Please find the below answers:
what is your exact IS version number? – 18.104.22.168
What is your java version? – 1.6.0_27 (50.0)
Are there any fixes applied to the IS? – Yes
Please check if you have an IS Core Fix applied that covers PIE-34054, which handles sslv3 POODLE issue. – IS_8.2_SP2_Core_Fix7
Can you provide us the output of “openssl version”? – I have tried with below openssl version
please check if you have SCG_8.2_SP2_Entrust_Fix4 applied to your IS.
If not, please apply it.
Most likely you are hitting the following issue (extracted from Readme of the mentioned Fix):
Integration Server fails during TLSv1.0 SSL handshake.
Integration Server does not accept TLSv1.0 connections which forced
the clients to use SSLv3.0.
This issue is resolved.
I can see only below fix in the list.
Will it resolve the issue ?
do you mean the list of installed Fixes from SUM?
Unfortunately the issue is resolved with SCG_8.2_SP2_Entrust_Fix4, but not with SCG_8.2_SP2_Entrust_Fix3.
As 8.2 is in EOM-state it might be worth considering an upgrade to one of the recent wM 9.x versions.
I mean the list of fixes from empower which i can install.
Also we have already moved to webMethods 9.10 version but some interface are still running on 8.2 version and we want to fix this issue in 8.2 only.
than this is bad luck.
As long as you do not have an extended maintenance agreement for 8.2 in place you might not get any support for 8.2.

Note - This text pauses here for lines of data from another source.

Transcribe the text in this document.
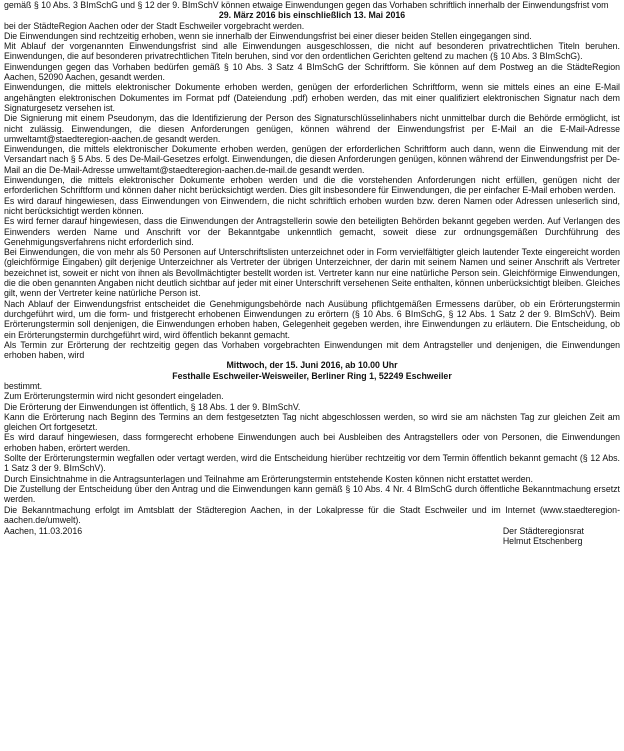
gemäß § 10 Abs. 3 BImSchG und § 12 der 9. BImSchV können etwaige Einwendungen gegen das Vorhaben schriftlich innerhalb der Einwendungsfrist vom

29. März 2016 bis einschließlich 13. Mai 2016

bei der StädteRegion Aachen oder der Stadt Eschweiler vorgebracht werden.

Die Einwendungen sind rechtzeitig erhoben, wenn sie innerhalb der Einwendungsfrist bei einer dieser beiden Stellen eingegangen sind.

Mit Ablauf der vorgenannten Einwendungsfrist sind alle Einwendungen ausgeschlossen, die nicht auf besonderen privatrechtlichen Titeln beruhen. Einwendungen, die auf besonderen privatrechtlichen Titeln beruhen, sind vor den ordentlichen Gerichten geltend zu machen (§ 10 Abs. 3 BImSchG).

Einwendungen gegen das Vorhaben bedürfen gemäß § 10 Abs. 3 Satz 4 BImSchG der Schriftform. Sie können auf dem Postweg an die StädteRegion Aachen, 52090 Aachen, gesandt werden.

Einwendungen, die mittels elektronischer Dokumente erhoben werden, genügen der erforderlichen Schriftform, wenn sie mittels eines an eine E-Mail angehängten elektronischen Dokumentes im Format pdf (Dateiendung .pdf) erhoben werden, das mit einer qualifiziert elektronischen Signatur nach dem Signaturgesetz versehen ist.

Die Signierung mit einem Pseudonym, das die Identifizierung der Person des Signaturschlüsselinhabers nicht unmittelbar durch die Behörde ermöglicht, ist nicht zulässig. Einwendungen, die diesen Anforderungen genügen, können während der Einwendungsfrist per E-Mail an die E-Mail-Adresse umweltamt@staedteregion-aachen.de gesandt werden.

Einwendungen, die mittels elektronischer Dokumente erhoben werden, genügen der erforderlichen Schriftform auch dann, wenn die Einwendung mit der Versandart nach § 5 Abs. 5 des De-Mail-Gesetzes erfolgt. Einwendungen, die diesen Anforderungen genügen, können während der Einwendungsfrist per De-Mail an die De-Mail-Adresse umweltamt@staedteregion-aachen.de-mail.de gesandt werden.

Einwendungen, die mittels elektronischer Dokumente erhoben werden und die die vorstehenden Anforderungen nicht erfüllen, genügen nicht der erforderlichen Schriftform und können daher nicht berücksichtigt werden. Dies gilt insbesondere für Einwendungen, die per einfacher E-Mail erhoben werden.

Es wird darauf hingewiesen, dass Einwendungen von Einwendern, die nicht schriftlich erhoben wurden bzw. deren Namen oder Adressen unleserlich sind, nicht berücksichtigt werden können.

Es wird ferner darauf hingewiesen, dass die Einwendungen der Antragstellerin sowie den beteiligten Behörden bekannt gegeben werden. Auf Verlangen des Einwenders werden Name und Anschrift vor der Bekanntgabe unkenntlich gemacht, soweit diese zur ordnungsgemäßen Durchführung des Genehmigungsverfahrens nicht erforderlich sind.

Bei Einwendungen, die von mehr als 50 Personen auf Unterschriftslisten unterzeichnet oder in Form vervielfältigter gleich lautender Texte eingereicht worden (gleichförmige Eingaben) gilt derjenige Unterzeichner als Vertreter der übrigen Unterzeichner, der darin mit seinem Namen und seiner Anschrift als Vertreter bezeichnet ist, soweit er nicht von ihnen als Bevollmächtigter bestellt worden ist. Vertreter kann nur eine natürliche Person sein. Gleichförmige Einwendungen, die die oben genannten Angaben nicht deutlich sichtbar auf jeder mit einer Unterschrift versehenen Seite enthalten, können unberücksichtigt bleiben. Gleiches gilt, wenn der Vertreter keine natürliche Person ist.

Nach Ablauf der Einwendungsfrist entscheidet die Genehmigungsbehörde nach Ausübung pflichtgemäßen Ermessens darüber, ob ein Erörterungstermin durchgeführt wird, um die form- und fristgerecht erhobenen Einwendungen zu erörtern (§ 10 Abs. 6 BImSchG, § 12 Abs. 1 Satz 2 der 9. BImSchV). Beim Erörterungstermin soll denjenigen, die Einwendungen erhoben haben, Gelegenheit gegeben werden, ihre Einwendungen zu erläutern. Die Entscheidung, ob ein Erörterungstermin durchgeführt wird, wird öffentlich bekannt gemacht.

Als Termin zur Erörterung der rechtzeitig gegen das Vorhaben vorgebrachten Einwendungen mit dem Antragsteller und denjenigen, die Einwendungen erhoben haben, wird

Mittwoch, der 15. Juni 2016, ab 10.00 Uhr

Festhalle Eschweiler-Weisweiler, Berliner Ring 1, 52249 Eschweiler

bestimmt.

Zum Erörterungstermin wird nicht gesondert eingeladen.

Die Erörterung der Einwendungen ist öffentlich, § 18 Abs. 1 der 9. BImSchV.

Kann die Erörterung nach Beginn des Termins an dem festgesetzten Tag nicht abgeschlossen werden, so wird sie am nächsten Tag zur gleichen Zeit am gleichen Ort fortgesetzt.

Es wird darauf hingewiesen, dass formgerecht erhobene Einwendungen auch bei Ausbleiben des Antragstellers oder von Personen, die Einwendungen erhoben haben, erörtert werden.

Sollte der Erörterungstermin wegfallen oder vertagt werden, wird die Entscheidung hierüber rechtzeitig vor dem Termin öffentlich bekannt gemacht (§ 12 Abs. 1 Satz 3 der 9. BImSchV).

Durch Einsichtnahme in die Antragsunterlagen und Teilnahme am Erörterungstermin entstehende Kosten können nicht erstattet werden.

Die Zustellung der Entscheidung über den Antrag und die Einwendungen kann gemäß § 10 Abs. 4 Nr. 4 BImSchG durch öffentliche Bekanntmachung ersetzt werden.

Die Bekanntmachung erfolgt im Amtsblatt der Städteregion Aachen, in der Lokalpresse für die Stadt Eschweiler und im Internet (www.staedteregion-aachen.de/umwelt).

Aachen, 11.03.2016	Der Städteregionsrat
Helmut Etschenberg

Due to this fact this might be the reason that you cannot see the fix.
Link to the fix in Empower:
Unfortunately we don’t have any extended agreement for 8.2.
Also i am not sure what is wrong because Fix4 is not available to install in SUM but when i click on “Available Fixes” in SUM then i can see the Fix4 in the list.
Anyway i appreciate the help which you have provided… will see another way(if there is any)
can you share the screenshot of your fix list from SUM?
When you say that you can see the Fix in the list of available Fixes, can you try to select it and apply it to your installation?